I don't remember the rest of the conversation. After that, I didn't need to.

"I guess my life was worth living." What did she mean by that? Was it a sarcastic slap in my face that if she got some lush through another drunken night, then perhaps her purpose on earth was fulfilled, or was she truly acknowledging my reverence for her and the song, meaning that if she could move people so profoundly as she had me, then her life had meaning?

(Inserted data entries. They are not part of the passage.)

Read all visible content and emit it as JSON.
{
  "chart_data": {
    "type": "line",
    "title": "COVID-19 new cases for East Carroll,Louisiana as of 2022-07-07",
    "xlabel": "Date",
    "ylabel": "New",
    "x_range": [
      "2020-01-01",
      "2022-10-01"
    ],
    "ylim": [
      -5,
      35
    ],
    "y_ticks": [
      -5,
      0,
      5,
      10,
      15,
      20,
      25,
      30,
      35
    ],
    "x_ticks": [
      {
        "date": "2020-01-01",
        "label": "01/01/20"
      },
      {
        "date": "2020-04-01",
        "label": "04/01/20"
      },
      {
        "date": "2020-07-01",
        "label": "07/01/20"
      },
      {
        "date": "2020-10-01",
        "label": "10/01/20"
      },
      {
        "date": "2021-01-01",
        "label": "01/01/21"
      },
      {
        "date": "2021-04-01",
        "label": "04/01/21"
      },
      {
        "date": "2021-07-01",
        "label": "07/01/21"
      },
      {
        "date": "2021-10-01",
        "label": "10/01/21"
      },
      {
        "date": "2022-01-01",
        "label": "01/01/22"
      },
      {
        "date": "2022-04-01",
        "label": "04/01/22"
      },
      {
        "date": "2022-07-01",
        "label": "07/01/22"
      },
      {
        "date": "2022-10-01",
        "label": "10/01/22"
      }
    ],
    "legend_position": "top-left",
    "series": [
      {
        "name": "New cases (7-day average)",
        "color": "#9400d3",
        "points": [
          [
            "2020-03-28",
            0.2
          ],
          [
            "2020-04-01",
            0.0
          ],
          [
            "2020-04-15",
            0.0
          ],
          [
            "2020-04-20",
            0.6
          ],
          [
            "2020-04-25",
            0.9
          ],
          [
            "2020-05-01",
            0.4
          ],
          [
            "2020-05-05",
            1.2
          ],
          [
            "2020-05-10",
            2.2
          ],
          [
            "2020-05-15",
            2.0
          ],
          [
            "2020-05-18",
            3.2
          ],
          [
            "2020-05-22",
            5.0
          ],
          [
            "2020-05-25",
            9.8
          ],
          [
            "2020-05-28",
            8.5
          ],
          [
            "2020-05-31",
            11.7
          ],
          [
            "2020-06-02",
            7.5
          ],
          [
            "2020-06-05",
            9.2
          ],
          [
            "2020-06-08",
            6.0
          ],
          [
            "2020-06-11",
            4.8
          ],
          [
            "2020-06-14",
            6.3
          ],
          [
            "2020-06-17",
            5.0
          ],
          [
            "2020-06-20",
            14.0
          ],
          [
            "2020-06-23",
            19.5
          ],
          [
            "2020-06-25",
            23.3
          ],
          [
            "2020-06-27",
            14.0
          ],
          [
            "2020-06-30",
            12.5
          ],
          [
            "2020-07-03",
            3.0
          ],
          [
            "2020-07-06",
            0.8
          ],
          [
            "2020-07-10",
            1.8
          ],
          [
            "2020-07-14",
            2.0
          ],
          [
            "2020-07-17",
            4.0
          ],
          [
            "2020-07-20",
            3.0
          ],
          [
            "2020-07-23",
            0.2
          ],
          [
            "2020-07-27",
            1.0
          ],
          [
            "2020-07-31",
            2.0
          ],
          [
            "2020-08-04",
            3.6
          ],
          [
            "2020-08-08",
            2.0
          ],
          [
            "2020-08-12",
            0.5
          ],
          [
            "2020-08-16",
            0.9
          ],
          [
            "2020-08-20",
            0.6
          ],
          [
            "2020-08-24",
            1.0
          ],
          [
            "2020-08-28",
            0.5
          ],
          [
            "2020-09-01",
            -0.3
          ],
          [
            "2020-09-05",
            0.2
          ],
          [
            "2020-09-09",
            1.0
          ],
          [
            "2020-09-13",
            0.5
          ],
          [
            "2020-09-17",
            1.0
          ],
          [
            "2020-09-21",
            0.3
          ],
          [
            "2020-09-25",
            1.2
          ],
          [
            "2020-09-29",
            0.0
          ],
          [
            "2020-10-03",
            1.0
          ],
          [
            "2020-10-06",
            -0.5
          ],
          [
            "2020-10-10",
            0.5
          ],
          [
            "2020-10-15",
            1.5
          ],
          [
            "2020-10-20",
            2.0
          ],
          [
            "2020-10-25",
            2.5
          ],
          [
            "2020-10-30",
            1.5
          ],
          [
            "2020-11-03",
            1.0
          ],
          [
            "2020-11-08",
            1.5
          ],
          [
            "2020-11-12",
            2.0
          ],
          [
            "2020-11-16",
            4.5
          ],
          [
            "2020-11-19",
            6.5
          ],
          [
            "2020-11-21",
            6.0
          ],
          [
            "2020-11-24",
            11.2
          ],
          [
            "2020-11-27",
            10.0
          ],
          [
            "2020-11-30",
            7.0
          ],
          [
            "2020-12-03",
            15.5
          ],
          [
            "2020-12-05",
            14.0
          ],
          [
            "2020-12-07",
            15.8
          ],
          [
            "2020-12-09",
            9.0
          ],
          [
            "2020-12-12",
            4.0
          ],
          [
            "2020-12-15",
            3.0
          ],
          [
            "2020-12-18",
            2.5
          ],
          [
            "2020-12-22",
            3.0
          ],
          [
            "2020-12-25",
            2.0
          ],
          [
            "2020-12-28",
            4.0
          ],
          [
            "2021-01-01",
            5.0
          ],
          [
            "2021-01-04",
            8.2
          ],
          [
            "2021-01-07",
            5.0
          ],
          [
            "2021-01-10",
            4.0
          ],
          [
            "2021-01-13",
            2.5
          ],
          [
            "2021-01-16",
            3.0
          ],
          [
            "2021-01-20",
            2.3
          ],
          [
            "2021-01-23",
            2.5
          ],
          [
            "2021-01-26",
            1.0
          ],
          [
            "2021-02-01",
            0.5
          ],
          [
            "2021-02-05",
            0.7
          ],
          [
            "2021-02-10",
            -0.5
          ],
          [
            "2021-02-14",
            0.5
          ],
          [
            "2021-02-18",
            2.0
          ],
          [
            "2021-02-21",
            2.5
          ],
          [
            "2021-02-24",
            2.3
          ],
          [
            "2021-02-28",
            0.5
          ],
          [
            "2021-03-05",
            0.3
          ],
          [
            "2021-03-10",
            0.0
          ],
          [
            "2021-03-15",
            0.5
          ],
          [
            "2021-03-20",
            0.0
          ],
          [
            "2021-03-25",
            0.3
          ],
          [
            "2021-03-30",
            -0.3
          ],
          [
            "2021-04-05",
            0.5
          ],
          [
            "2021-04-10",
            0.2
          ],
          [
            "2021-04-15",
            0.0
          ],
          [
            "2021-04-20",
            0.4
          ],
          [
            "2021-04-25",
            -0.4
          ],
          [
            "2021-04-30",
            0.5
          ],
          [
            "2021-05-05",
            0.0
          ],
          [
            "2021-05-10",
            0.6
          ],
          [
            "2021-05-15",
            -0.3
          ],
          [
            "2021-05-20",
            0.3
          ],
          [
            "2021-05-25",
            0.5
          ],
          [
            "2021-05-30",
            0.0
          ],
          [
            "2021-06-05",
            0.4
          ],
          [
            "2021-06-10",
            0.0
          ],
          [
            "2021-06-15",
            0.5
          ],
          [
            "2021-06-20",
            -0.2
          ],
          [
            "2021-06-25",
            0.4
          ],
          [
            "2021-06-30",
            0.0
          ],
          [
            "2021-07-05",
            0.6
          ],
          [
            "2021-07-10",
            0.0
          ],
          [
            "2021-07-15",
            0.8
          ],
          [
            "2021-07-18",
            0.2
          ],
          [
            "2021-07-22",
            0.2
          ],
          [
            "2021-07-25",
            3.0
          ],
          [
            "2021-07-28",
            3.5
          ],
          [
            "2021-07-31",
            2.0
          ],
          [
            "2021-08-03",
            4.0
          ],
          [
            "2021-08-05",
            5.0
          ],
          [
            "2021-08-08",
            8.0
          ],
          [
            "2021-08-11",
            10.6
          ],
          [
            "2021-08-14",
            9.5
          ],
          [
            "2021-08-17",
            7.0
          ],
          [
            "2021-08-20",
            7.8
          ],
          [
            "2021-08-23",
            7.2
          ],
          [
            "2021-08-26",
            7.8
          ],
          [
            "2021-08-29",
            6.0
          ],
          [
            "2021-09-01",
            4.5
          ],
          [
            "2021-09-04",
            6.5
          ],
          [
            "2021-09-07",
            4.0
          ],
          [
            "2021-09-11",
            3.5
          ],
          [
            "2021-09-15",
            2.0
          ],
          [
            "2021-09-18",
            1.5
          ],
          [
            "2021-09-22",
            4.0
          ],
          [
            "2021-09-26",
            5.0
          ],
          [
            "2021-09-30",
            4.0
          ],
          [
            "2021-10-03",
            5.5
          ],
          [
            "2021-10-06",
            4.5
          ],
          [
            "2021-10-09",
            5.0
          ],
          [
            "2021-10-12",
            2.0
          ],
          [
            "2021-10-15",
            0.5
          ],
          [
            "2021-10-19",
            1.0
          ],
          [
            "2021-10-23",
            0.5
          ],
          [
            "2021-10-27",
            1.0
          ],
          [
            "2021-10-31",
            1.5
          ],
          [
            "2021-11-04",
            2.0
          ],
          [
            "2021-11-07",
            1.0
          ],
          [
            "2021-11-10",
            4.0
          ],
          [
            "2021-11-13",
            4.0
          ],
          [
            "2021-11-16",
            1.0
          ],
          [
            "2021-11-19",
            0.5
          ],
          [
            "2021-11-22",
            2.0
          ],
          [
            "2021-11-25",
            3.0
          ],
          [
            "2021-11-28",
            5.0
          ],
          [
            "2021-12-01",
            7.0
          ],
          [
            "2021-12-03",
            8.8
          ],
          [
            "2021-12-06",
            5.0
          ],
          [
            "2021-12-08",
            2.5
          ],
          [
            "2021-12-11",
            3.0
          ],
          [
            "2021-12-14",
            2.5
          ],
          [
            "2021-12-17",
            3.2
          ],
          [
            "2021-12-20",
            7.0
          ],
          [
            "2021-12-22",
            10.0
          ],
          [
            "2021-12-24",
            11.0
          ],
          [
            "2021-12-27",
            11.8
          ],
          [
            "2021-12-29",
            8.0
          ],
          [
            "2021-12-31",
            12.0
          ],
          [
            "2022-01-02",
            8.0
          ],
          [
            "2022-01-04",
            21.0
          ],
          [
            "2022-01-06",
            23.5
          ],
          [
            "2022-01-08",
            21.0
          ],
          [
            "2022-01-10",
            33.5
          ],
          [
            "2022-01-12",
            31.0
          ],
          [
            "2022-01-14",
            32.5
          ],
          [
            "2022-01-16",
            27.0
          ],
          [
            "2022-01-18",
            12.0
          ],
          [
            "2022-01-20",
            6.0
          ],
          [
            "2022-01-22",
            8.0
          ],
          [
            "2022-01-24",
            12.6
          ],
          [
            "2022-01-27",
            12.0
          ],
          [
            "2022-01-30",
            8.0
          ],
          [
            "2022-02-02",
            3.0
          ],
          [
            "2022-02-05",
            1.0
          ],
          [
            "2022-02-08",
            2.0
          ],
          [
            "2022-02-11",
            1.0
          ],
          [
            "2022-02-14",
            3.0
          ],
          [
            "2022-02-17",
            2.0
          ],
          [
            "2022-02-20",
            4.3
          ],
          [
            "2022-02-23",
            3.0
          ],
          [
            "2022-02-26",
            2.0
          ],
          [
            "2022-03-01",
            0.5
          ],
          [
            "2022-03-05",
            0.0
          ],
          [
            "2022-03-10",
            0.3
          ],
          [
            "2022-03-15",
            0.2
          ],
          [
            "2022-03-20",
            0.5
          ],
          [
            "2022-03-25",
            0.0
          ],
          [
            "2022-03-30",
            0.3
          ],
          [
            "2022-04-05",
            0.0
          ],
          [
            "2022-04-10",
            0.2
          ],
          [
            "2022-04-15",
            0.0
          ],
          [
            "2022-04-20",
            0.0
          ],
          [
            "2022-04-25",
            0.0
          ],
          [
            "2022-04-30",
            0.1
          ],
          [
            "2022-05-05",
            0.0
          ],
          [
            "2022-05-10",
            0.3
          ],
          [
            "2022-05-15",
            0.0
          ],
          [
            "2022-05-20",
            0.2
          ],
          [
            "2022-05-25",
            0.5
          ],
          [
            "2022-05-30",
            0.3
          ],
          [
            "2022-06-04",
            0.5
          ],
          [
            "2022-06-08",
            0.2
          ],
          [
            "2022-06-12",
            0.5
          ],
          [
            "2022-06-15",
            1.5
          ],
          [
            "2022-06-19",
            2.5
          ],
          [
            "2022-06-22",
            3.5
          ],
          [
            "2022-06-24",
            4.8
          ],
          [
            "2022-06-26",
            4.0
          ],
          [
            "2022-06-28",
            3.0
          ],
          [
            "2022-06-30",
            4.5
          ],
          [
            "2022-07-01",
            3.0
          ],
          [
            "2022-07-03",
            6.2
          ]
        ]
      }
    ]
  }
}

I suspect she meant a bit of both.

I thought about the life I had been living in the six years I'd been in New York. This was long before I finally got sober or even thought I needed to get sober. I was living the kind of life I'd always fantasized about back in Texas: the charming Brownstone New York apartment, a career working with writers, a boyfriend (with some boys on the side), and a recirculating waterfall of booze and parties and more booze.

Greatest show on earth. Right?

But at the end of all those parties, after the last guest had gone, I'd always stay up for just. One. More. I'd survey the mess of the party and sit there listening to Peggy as I replayed what had become of my life. The people showed up. We broke out the booze. We had a ball. And then it was over.

I felt like Peggy at the circus. Or Don Draper in 1970. I had the feeling that something was missing. And I didn't know what.

This essay is adapted from Jamie Brickhouse's memoir Dangerous When Wet.